What the Wisconsin Recall Tells Us About November: Nothing

Scott Walker hands Obama a Brewers jersey.

Wisconsin Gov. Scott Walker hands President Obama a Milwaukee Brewers jersey as he disembarks from Air Force One upon arrival in Milwaukee on Feb. 15. 

Photo by Saul Loeb/AFP/Getty Images

Must all politics be presidential?

Tomorrow Wisconsin’s voters will decide whether to boot Republican Governor Scott Walker in favor of his Democratic challenger, Milwaukee Mayor Tom Barrett. Polls show Walker slightly ahead.

Inevitably, pundits have cast it as a “test run” for Obama/Romney. The seemliest have justified their compulsion to connect the two elections by leaning on a quote from Florida Rep. Debbie Wasserman Schultz, chair of the Democratic National Committee, who described her party’s organizing effort in Wisconsin as a “dry run” for the presidential campaign.  (Shhh, nobody tell those poor Wisconsin voters that their election is just practice!)  

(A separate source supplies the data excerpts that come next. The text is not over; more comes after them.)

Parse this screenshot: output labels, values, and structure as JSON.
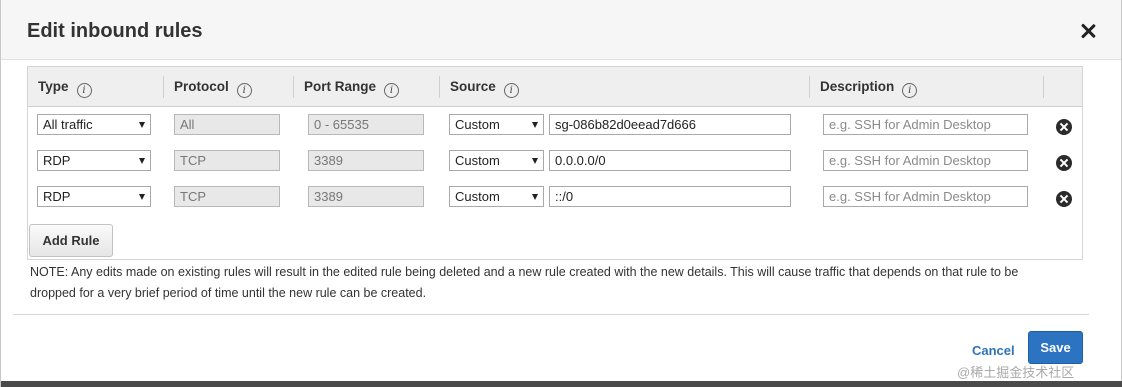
{
  "dialog": {
    "title": "Edit inbound rules"
  },
  "table": {
    "headers": {
      "type": "Type",
      "protocol": "Protocol",
      "port_range": "Port Range",
      "source": "Source",
      "description": "Description"
    },
    "info_glyph": "i",
    "rows": [
      {
        "type": "All traffic",
        "protocol": "All",
        "port_range": "0 - 65535",
        "source_type": "Custom",
        "source_value": "sg-086b82d0eead7d666",
        "description_placeholder": "e.g. SSH for Admin Desktop"
      },
      {
        "type": "RDP",
        "protocol": "TCP",
        "port_range": "3389",
        "source_type": "Custom",
        "source_value": "0.0.0.0/0",
        "description_placeholder": "e.g. SSH for Admin Desktop"
      },
      {
        "type": "RDP",
        "protocol": "TCP",
        "port_range": "3389",
        "source_type": "Custom",
        "source_value": "::/0",
        "description_placeholder": "e.g. SSH for Admin Desktop"
      }
    ]
  },
  "actions": {
    "add_rule": "Add Rule",
    "cancel": "Cancel",
    "save": "Save"
  },
  "note": "NOTE: Any edits made on existing rules will result in the edited rule being deleted and a new rule created with the new details. This will cause traffic that depends on that rule to be dropped for a very brief period of time until the new rule can be created.",
  "watermark": "@稀土掘金技术社区",
  "icons": {
    "close": "close-icon",
    "info": "info-icon",
    "delete": "delete-circle-icon",
    "dropdown": "caret-down-icon"
  },
  "colors": {
    "primary_button": "#2c74c1",
    "link": "#2e73b8",
    "header_bg": "#f6f6f6"
  }
}
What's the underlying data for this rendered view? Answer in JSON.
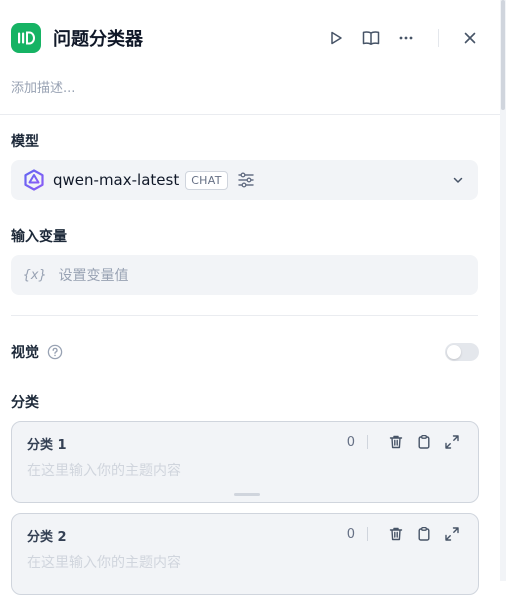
{
  "header": {
    "title": "问题分类器",
    "icon": "classifier-icon",
    "accent": "#16b364",
    "actions": [
      "play-icon",
      "book-icon",
      "more-icon",
      "close-icon"
    ]
  },
  "description_placeholder": "添加描述...",
  "model": {
    "label": "模型",
    "name": "qwen-max-latest",
    "badge": "CHAT"
  },
  "input_variable": {
    "label": "输入变量",
    "icon_text": "{x}",
    "placeholder": "设置变量值"
  },
  "vision": {
    "label": "视觉",
    "enabled": false
  },
  "classes": {
    "label": "分类",
    "items": [
      {
        "title": "分类 1",
        "count": "0",
        "placeholder": "在这里输入你的主题内容"
      },
      {
        "title": "分类 2",
        "count": "0",
        "placeholder": "在这里输入你的主题内容"
      }
    ]
  }
}
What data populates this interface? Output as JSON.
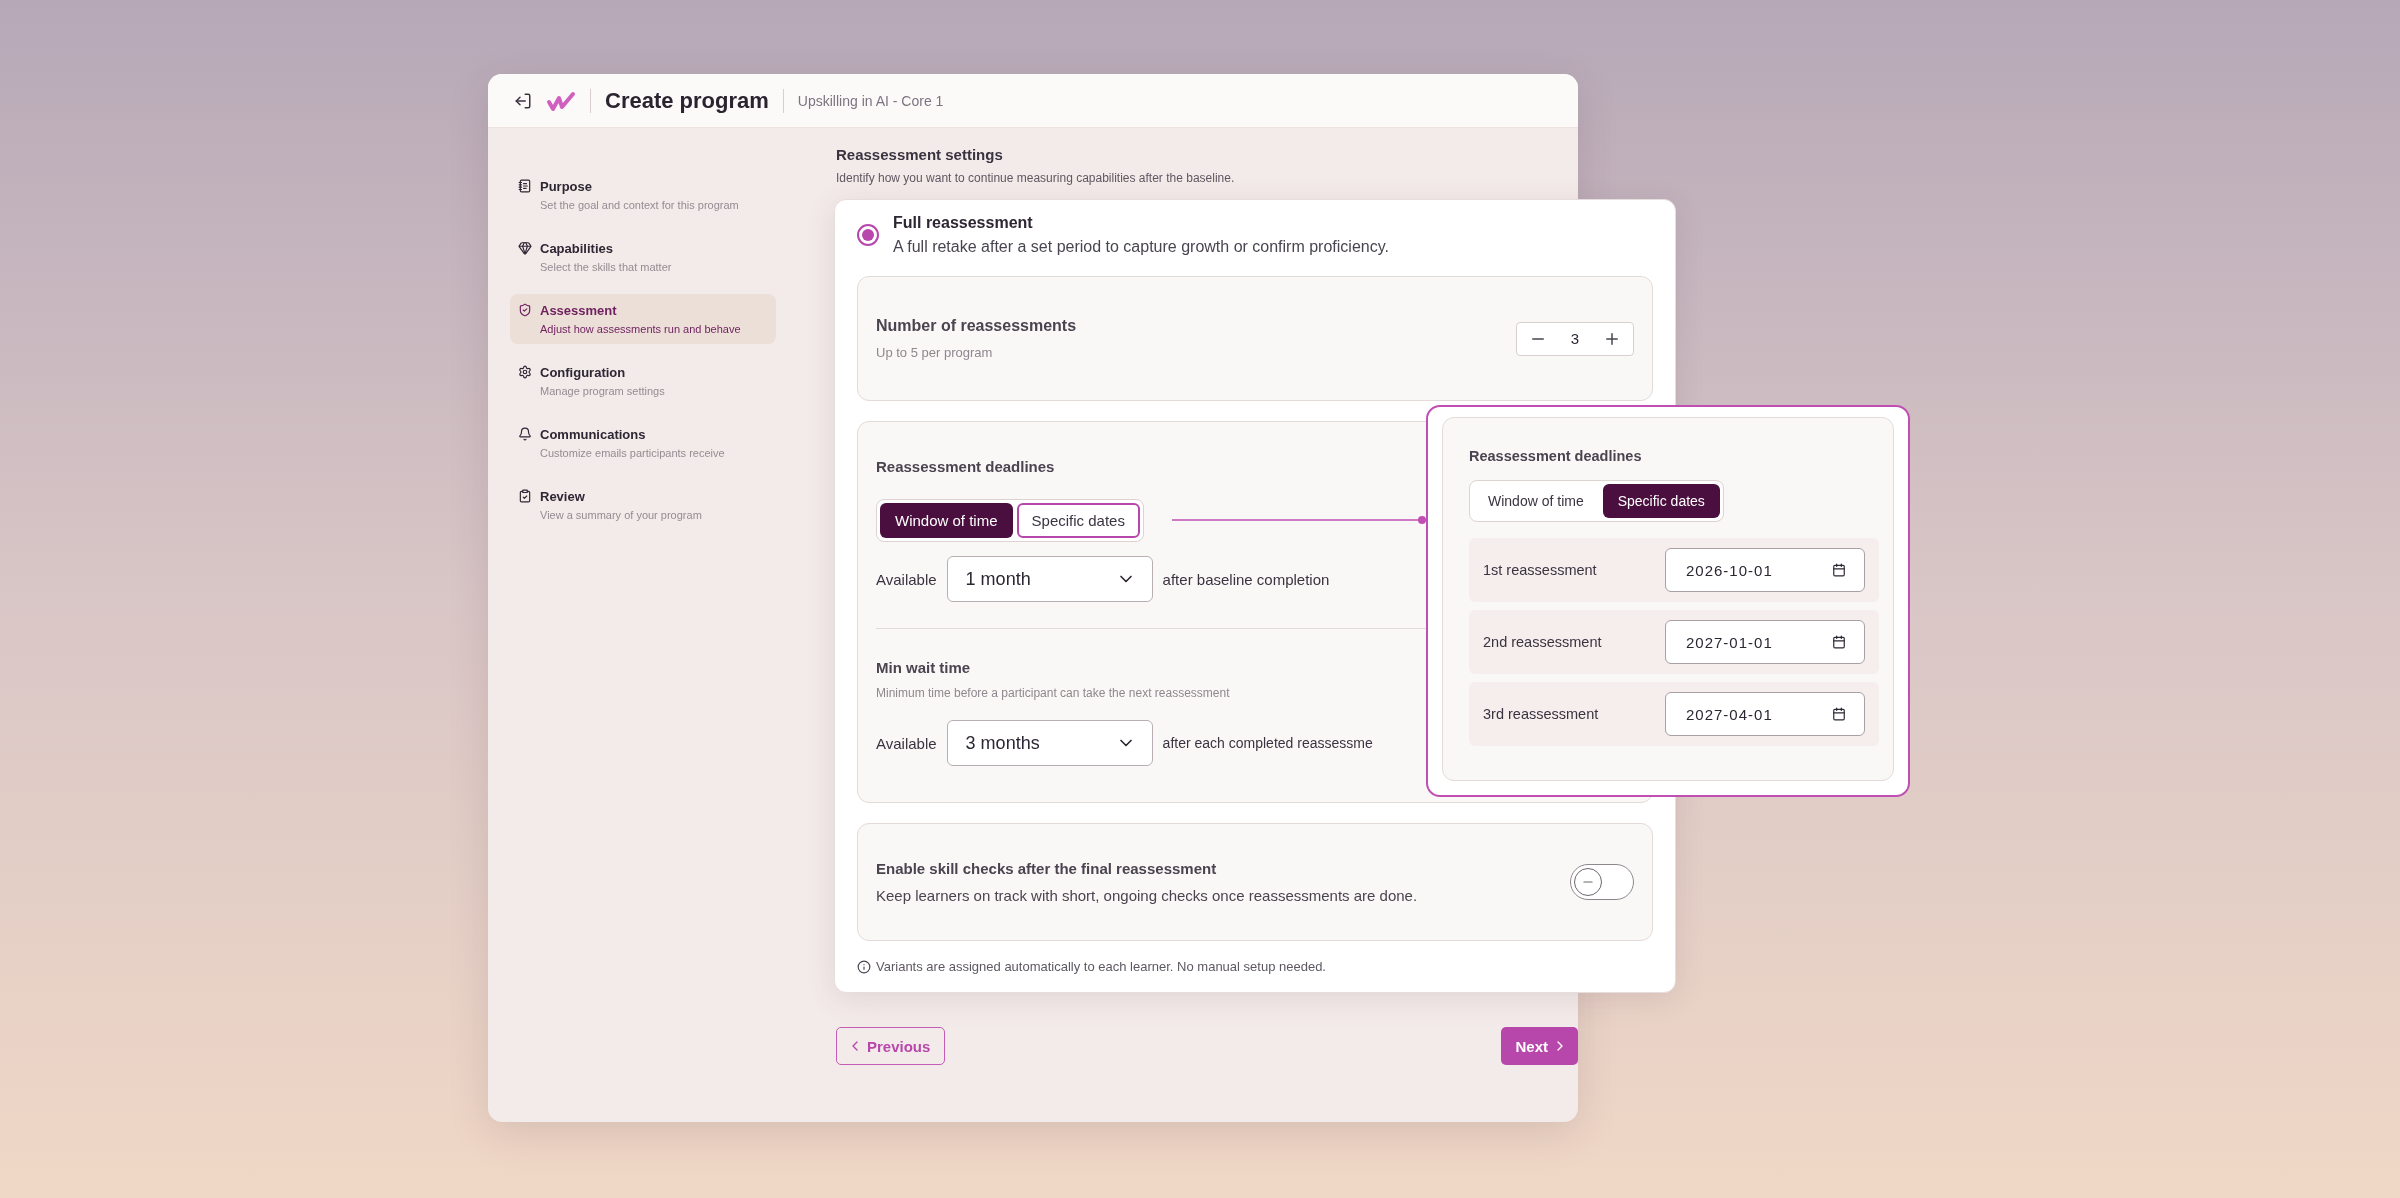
{
  "header": {
    "title": "Create program",
    "subtitle": "Upskilling in AI - Core 1"
  },
  "sidebar": {
    "items": [
      {
        "kind": "purpose",
        "title": "Purpose",
        "description": "Set the goal and context for this program",
        "selected": false
      },
      {
        "kind": "capabilities",
        "title": "Capabilities",
        "description": "Select the skills that matter",
        "selected": false
      },
      {
        "kind": "assessment",
        "title": "Assessment",
        "description": "Adjust how assessments run and behave",
        "selected": true
      },
      {
        "kind": "configuration",
        "title": "Configuration",
        "description": "Manage program settings",
        "selected": false
      },
      {
        "kind": "communications",
        "title": "Communications",
        "description": "Customize emails participants receive",
        "selected": false
      },
      {
        "kind": "review",
        "title": "Review",
        "description": "View a summary of your program",
        "selected": false
      }
    ]
  },
  "section": {
    "title": "Reassessment settings",
    "description": "Identify how you want to continue measuring capabilities after the baseline."
  },
  "option": {
    "title": "Full reassessment",
    "description": "A full retake after a set period to capture growth or confirm proficiency.",
    "selected": true
  },
  "count": {
    "title": "Number of reassessments",
    "hint": "Up to 5 per program",
    "value": "3"
  },
  "deadlines": {
    "title": "Reassessment deadlines",
    "modes": [
      {
        "label": "Window of time",
        "selected": true
      },
      {
        "label": "Specific dates",
        "selected": false
      }
    ],
    "available_label": "Available",
    "duration": "1 month",
    "after_text": "after baseline completion"
  },
  "wait": {
    "title": "Min wait time",
    "description": "Minimum time before a participant can take the next reassessment",
    "available_label": "Available",
    "duration": "3 months",
    "after_text": "after each completed reassessme"
  },
  "skill_checks": {
    "title": "Enable skill checks after the final reassessment",
    "description": "Keep learners on track with short, ongoing checks once reassessments are done.",
    "on": false
  },
  "note": "Variants are assigned automatically to each learner. No manual setup needed.",
  "buttons": {
    "previous": "Previous",
    "next": "Next"
  },
  "callout": {
    "title": "Reassessment deadlines",
    "modes": [
      {
        "label": "Window of time",
        "selected": false
      },
      {
        "label": "Specific dates",
        "selected": true
      }
    ],
    "dates": [
      {
        "label": "1st reassessment",
        "value": "2026-10-01"
      },
      {
        "label": "2nd reassessment",
        "value": "2027-01-01"
      },
      {
        "label": "3rd reassessment",
        "value": "2027-04-01"
      }
    ]
  }
}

Kind as it is of Wisconsin to offer itself as a bellwether for the benefit of Beltway political hacks, the favor should be declined. The Walker recall is important for plenty of reasons, but its value as a predictor of the national outcome in November is pretty much nil. First, let’s count the ways in which the Wisconsin recall is most similar to the presidential election: 1) It’s an election. 2) A Republican is running against a Democrat. 3) A few of the same national PACs are pouring money into it, and a few of the same state-level organizers are involved. (This, by the way, was the point Wasserman-Schultz was attempting to make when she put her foot in her mouth.)

Now for a few ways in which it’s different: 1) It’s a recall. 2) It’s happening in June. 3) The incumbent is a Republican. 4) Neither Barack Obama nor Mitt Romney is running. 5) A significant number of states (49 by my count) will not be participating. 6) Need I go on?

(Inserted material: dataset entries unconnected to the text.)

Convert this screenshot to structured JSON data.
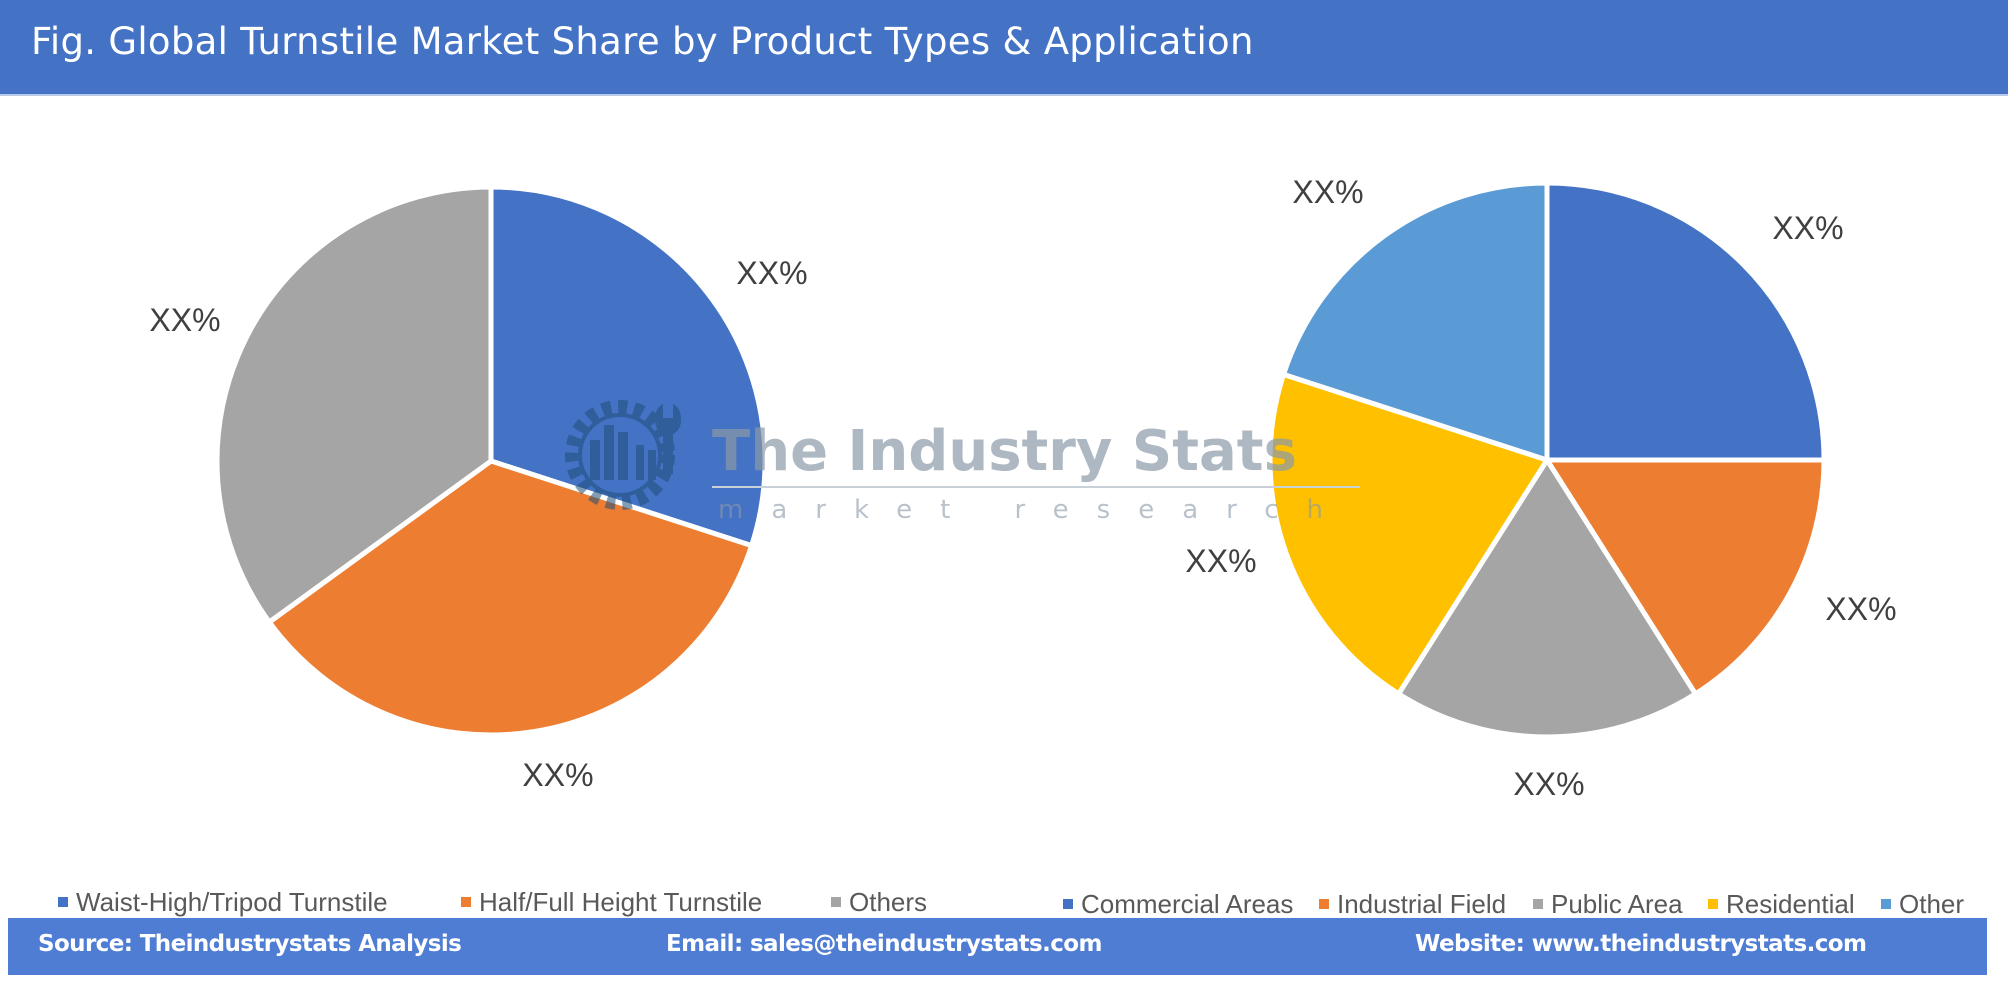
{
  "header": {
    "title": "Fig. Global Turnstile Market Share by Product Types & Application"
  },
  "chart_data": [
    {
      "type": "pie",
      "title": "Product Types",
      "categories": [
        "Waist-High/Tripod Turnstile",
        "Half/Full Height Turnstile",
        "Others"
      ],
      "values": [
        30,
        35,
        35
      ],
      "data_labels": [
        "XX%",
        "XX%",
        "XX%"
      ],
      "colors": [
        "#4472c4",
        "#ed7d31",
        "#a5a5a5"
      ],
      "start_angle_deg": 0,
      "direction": "clockwise",
      "legend_position": "bottom"
    },
    {
      "type": "pie",
      "title": "Application",
      "categories": [
        "Commercial Areas",
        "Industrial Field",
        "Public Area",
        "Residential",
        "Other"
      ],
      "values": [
        25,
        16,
        18,
        21,
        20
      ],
      "data_labels": [
        "XX%",
        "XX%",
        "XX%",
        "XX%",
        "XX%"
      ],
      "colors": [
        "#4472c4",
        "#ed7d31",
        "#a5a5a5",
        "#ffc000",
        "#5b9bd5"
      ],
      "start_angle_deg": 0,
      "direction": "clockwise",
      "legend_position": "bottom"
    }
  ],
  "watermark": {
    "title": "The Industry Stats",
    "subtitle": "market research",
    "logo_icon": "gear-wrench-factory-icon"
  },
  "footer": {
    "source": "Source: Theindustrystats Analysis",
    "email": "Email: sales@theindustrystats.com",
    "website": "Website: www.theindustrystats.com"
  }
}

Drawing inferences about a national election on the basis of a state election is almost always tenuous, but it’s particularly so in the case of a gubernatorial recall, where the main issue is not the U.S. economy, health care, or national security, but the character and specific track record of the individual in office. In Walker’s case, it’s all about his dramatic bid to curb the power of the state’s labor unions. And, as always in recalls, it’s at least partly about whether voters think a recall is the right way to redress perceived political wrongs. Wasserman Schultz’s Republican counterpart Reince Preibus got this right when he told reporters: “There’s a decent amount of Democrats out there in focus groups saying, ‘We’re not Republicans, but we think this recall stuff is out of control. The fact that we have a legislative disagreement with Walker is not justification for this recall.’”

If Barrett pulls out a come-from-behind victory, that will perhaps show us that crossing big labor can still carry a heavy political price in a Midwestern manufacturing state. A Walker win might convince Romney that he has a good opportunity to take Wisconsin if he fights hard there. And for the most serious students of political campaign machinery, like my colleague Sasha Issenberg, the tactics the two sides are using might hold some subtle clues as to how the national battle will unfold. But really, as long as the results are close, whether Walker pulls 53% or 46% doesn’t really tell us much at all—except for that one minor detail of who will govern the state of Wisconsin.

Oh, and for those desperate for some kind of inkling of which presidential voters will choose in November: We could always ask them.